I fully understood that I had no chance of getting podium for my age group, so every time someone passed me on the bike I just took a breath and checked my power output. I wasn't racing them, I was racing the 13-hour clock. Things went as planned, until mile 45 when the top screw on my right-side bottle cage came out. The cage/bottle proceeded to flop around and cause trouble, so I pulled the bottle out, drank it, and threw the bottle away at the next aid station. This fluid intake was not on schedule, now my stomach was sloshy. I had another bottle of Perpetuum in my special-needs bag at mile 52, so I refilled my remaining bottles and sloshed out onto lap 2. The screw that came out is part of one fastener-set, so I knew that the left bottle would probably go soon also. I drank as much as I could stand from that bottle, and had managed half of it before it failed and I had to ditch the second bottle. One bottle left, 40 miles to go, still sloshy. Not ideal! At the final aid station I knew I'd need more fluids than I had, so I grabbed a gatorade and tried just holding it while riding. This didn't work well, and with 12 to go I had a quarter-bottle of perpetuum in my homemade aerobar sippy-bottle and 2/3 bottle gatorade, so I decided to ditch the sippy-bottle. That's when I discovered the bracket holding the sippy-bottle was broken and barely holding on. It wouldn't hold the gatorade bottle, I couldn't put the sippy-bottle back in. Uff-da. I ditched the gatorade, put the sippy-bottle down the front of my kit with the hose out the top and finished the ride thirsty.

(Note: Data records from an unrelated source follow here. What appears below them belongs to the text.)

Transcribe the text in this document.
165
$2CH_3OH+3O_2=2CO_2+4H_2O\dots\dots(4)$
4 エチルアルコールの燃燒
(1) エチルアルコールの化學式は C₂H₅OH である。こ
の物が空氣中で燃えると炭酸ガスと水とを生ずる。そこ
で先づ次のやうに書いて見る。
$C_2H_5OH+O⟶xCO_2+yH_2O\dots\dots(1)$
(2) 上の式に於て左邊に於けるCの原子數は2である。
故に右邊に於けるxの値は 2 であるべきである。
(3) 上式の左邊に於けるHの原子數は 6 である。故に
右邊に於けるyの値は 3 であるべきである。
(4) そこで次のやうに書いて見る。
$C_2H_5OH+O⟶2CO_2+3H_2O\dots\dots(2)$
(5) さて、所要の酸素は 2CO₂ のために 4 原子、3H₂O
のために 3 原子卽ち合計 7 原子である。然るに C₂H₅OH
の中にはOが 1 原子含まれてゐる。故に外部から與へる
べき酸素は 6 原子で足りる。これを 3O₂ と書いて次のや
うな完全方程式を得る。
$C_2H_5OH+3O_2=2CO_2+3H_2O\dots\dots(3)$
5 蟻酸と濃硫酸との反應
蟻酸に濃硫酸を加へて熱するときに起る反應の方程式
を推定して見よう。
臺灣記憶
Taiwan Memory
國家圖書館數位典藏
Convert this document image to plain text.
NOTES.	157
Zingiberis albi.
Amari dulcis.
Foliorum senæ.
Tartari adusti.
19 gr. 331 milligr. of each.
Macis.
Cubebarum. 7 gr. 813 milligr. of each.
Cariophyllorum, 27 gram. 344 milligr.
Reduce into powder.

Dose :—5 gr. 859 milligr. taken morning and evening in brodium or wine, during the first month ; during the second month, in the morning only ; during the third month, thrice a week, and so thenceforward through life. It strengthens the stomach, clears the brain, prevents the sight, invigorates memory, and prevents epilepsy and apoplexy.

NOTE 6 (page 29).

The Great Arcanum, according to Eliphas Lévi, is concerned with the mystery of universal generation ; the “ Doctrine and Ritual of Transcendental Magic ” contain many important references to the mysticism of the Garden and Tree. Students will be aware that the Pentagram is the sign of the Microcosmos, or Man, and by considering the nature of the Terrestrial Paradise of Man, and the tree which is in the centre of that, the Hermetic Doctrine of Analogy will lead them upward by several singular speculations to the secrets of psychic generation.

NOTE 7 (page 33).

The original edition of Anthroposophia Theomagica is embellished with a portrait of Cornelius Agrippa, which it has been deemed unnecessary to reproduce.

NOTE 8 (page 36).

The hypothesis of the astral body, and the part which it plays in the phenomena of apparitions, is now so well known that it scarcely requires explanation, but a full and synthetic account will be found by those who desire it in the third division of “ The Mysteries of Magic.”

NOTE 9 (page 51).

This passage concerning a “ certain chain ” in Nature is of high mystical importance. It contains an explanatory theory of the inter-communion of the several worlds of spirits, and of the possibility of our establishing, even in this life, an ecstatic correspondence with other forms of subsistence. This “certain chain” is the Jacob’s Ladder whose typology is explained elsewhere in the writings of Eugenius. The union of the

My normalized power for the ride was 161 W. Perfect, on plan! (Other than being thirsty.) My time for the ride was 6:03. Wait, what? 6:03! I'm starting the run at 7:25, that means if I do my 4-hour marathon, I'll finish in under 11:30! So I started off at my planned 9-minute pace --- and reality promptly whacked me upside the head. I wasn't sore yet, I wasn't particularly tired, but my legs just wouldn't move that fast. I kept trying to go faster, but nothing happened. And my stomach had gone from sloshy to crampy. I couldn't drink enough to rehydrate without sloshing and wanting to puke, only enough to maintain my level of thirstiness. So that's what I did.
Nice thing about endurance races: if you keep going forward, they end eventually. At mile 13 I figured out that I could still break 12 hours if I maintained 11-minute miles. That goal lasted until the leg cramp hit at mile 19, so I turned my Garmin watch around so I couldn't see my pace anymore and felt much better. I finished the run in 4:44:40, my worst marathon (and second-best marathon) ever.
Total time: 12:11:31. That's in the top 20% of people fit enough to think racing an Ironman is a good idea, I'm ok with that! It's also much better than I had hoped, and I'm happy with it despite my disappointing run. My quads are a bit stiff today, but not bad. Ironman doesn't suck as much as I expected. Once the kids leave for college and training time is easier to find, I might do another one.
Much gratitude to Greg Watkins for the swim workouts and long rides, Josh Rowe, Brian Oppy, and David Brookes for the morning rides, and all the CTC members --especially Joanne Gilchrist-- for inspiration and encouragement. Most of all, thanks to Kristi Ayars for her support (and patience) while I trained for this crazy thing.